Monday, January 7, 2008
Happy New Year and Happy Three Kings!
Whew, I am a bit late to greet you guys’ happy new year but its batter to be late than never. New year means new beginning, a fresher way to start our life again and learn from our mistakes. Before I’ll post what should I change to myself this 2008 (well I hope I can change them), I am going to list what have a learned last year.
- Love your work. – I am lucky enough to find work that is not that hard yet it gives me a good salary. There is no easy work/task that will be given to you. Challenges were part of it. The harder the task that is assigned to you, the more you gain. Why? Because you will be learning new things. I can say that if only I love my work no matter what happen and no matter how hard that obstacles may come unto me, I can still stand and solve it. After all there is no task that has no solution. After all, programmer’s motto is just like with Globe’s motto before its: Making great things possible.
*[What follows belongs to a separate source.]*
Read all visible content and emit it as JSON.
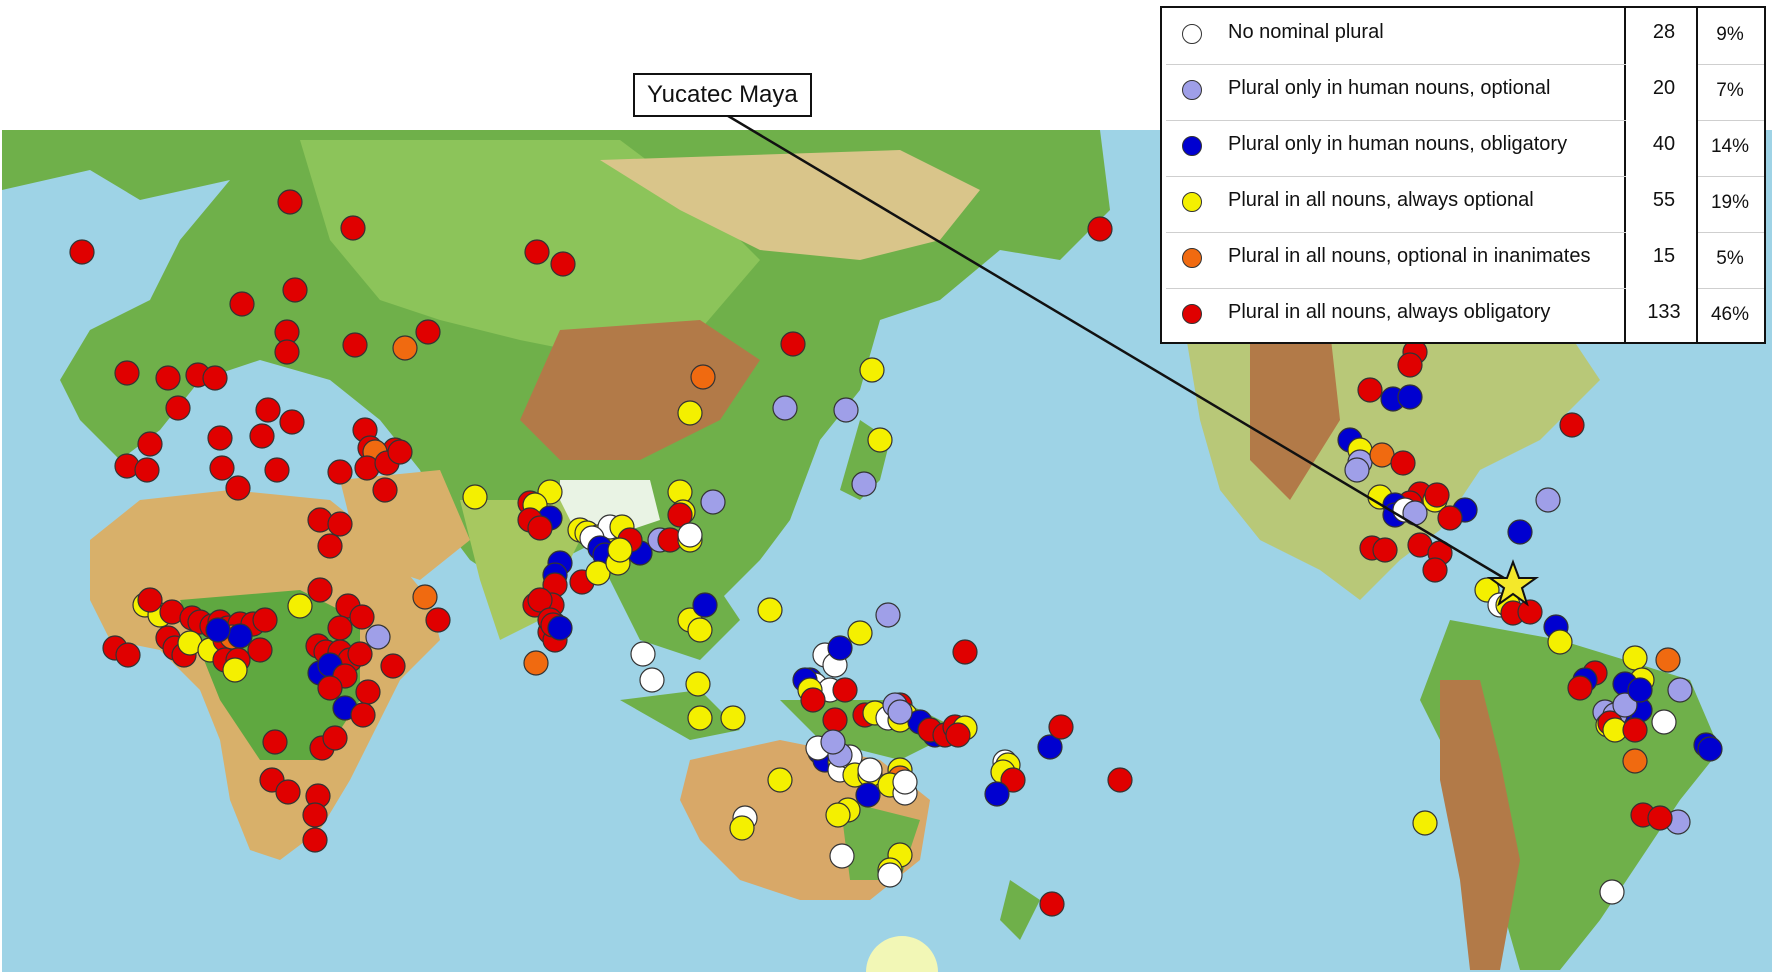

- Concentrate on your craft. – I can honestly say that for the past 1 year on my work I am not that productive. The programs that I have created have a lot of bugs that makes me look and feel like a lousy programmer. I have done a soul searching with regards to my work and I have found out that it is because I am not concentrating on my work and I am depending too much to my colleagues. Slowly I have change my old habit of not concentrating to my work, I have slowly reduced my Internet surfing habit instead I find time to study some codes and apply then to my programs. Slowly I have tried to depend on myself trying to figure out what is wrong with my codes, and have a keen test on my program. I should ensure that as much as possible bugs were 100% absent to my work. At least I have seen the fruit of my changes. No matter how hard your workload if you only concentrate on that task, you can do it.
- Be frank and always tell what is true. You can’t please everybody. Let’s face it that’s the truth. There are some people who are narrow minded and they only wanted to be understood and not understand others. You are only good to them if you please them and you’re nothing but a trash if they were not pleased. If people judge you because you have told them what is the truth then it is not your fault. It may hurt you but it is better to be hurt emotionally rather than by your conscience. You know what is the truth and even though you’re the only one who is kept on telling it just stand with it for time will come the truth will set you free.
- The word Friendship is SACRED. It is difficult to know who are real people. It maybe in cyber world or in our day-to-day life. Nowadays, people tend to be practical, they go with those people whom they think can understand them and yet when they do not need those people they just throw them like a trash. The word friendship becomes rare. I am happy that I found it to those people around me. In our office I know that I have them not only as friend but also as my second family. They are with me through thick and thin, they protect me whenever I am in need. I know in my heart that we may be apart someday but were still here for each other. I had a hard time to find who are the real people behind those names in cyber world. I can say to everybody that I have found few people who are real. They do not look at me as a member but they treat me like their sister. They respect my opinion even it is opposite of what they have. They listen to my explanation and they do give their sides about a certain topic. I have learned so much from exchanging of views with this people. Lastly, friendship does not mean the one who is tolerating you in what you are doing but the one who corrects you when you have mistakes. They are not hypocrite when it comes to your fault. They say straight to your face your mistakes. You might get hurt but you also learn from there. As you have seen your mistakes, you will realize that you have to work hard to correct your mistakes.
- Trust when lost is difficult to give again. Truth is always there but hidden. There are times that truth is very difficult to find. There are many reasons why you can’t find them. All you have to do is dissect everything, those little bits that you think is not important where the one’s that leads you to truth. The trust that you have given when they make fool of you suddenly broke and I must admit that it is very difficult to give it back again. Even that person plays an important role in you life.
- Blood is thicker than water. When my granddad has his mistress I really got mad to him. Until now, though he took care of me when I was young, my sympathy goes to my grandma who is my real relative. I really hate to see him and it is easy for me to ignore him if his there. Maybe it is because of the hatred I feel for him. I really don’t care about him and it is difficult to bring back the old days. I really had a hard time going to their house again because I really don’t know what can I do if I’ll gonna see him face to face. It does not affect me anymore if he says that I am ungrateful and prodigal granddaughter. I have seen this scene when I was a kid; he kept on saying those words to my Ate. I got used to it and got my emotions prepared so now that time has come that he says those words to me, I just told him “Who is ungrateful between the two of us? Me because I am ignoring you even though you took care of me when I was young or you who was sheltered, take cared, and loved by my grandma and yet you still look for another woman? Don’t you dare say those words to me when in fact it is you all along”. My grandma almost slaps me but she can’t do it because she knows that I am saying the truth. No matter how he takes care of me when I was young it gave him no credits when he hurt my granny.
- Love comes unexpectedly. You really don’t know when love will come knocking in front of you. It is better to wait for that one person rather than rush to be in a relationship.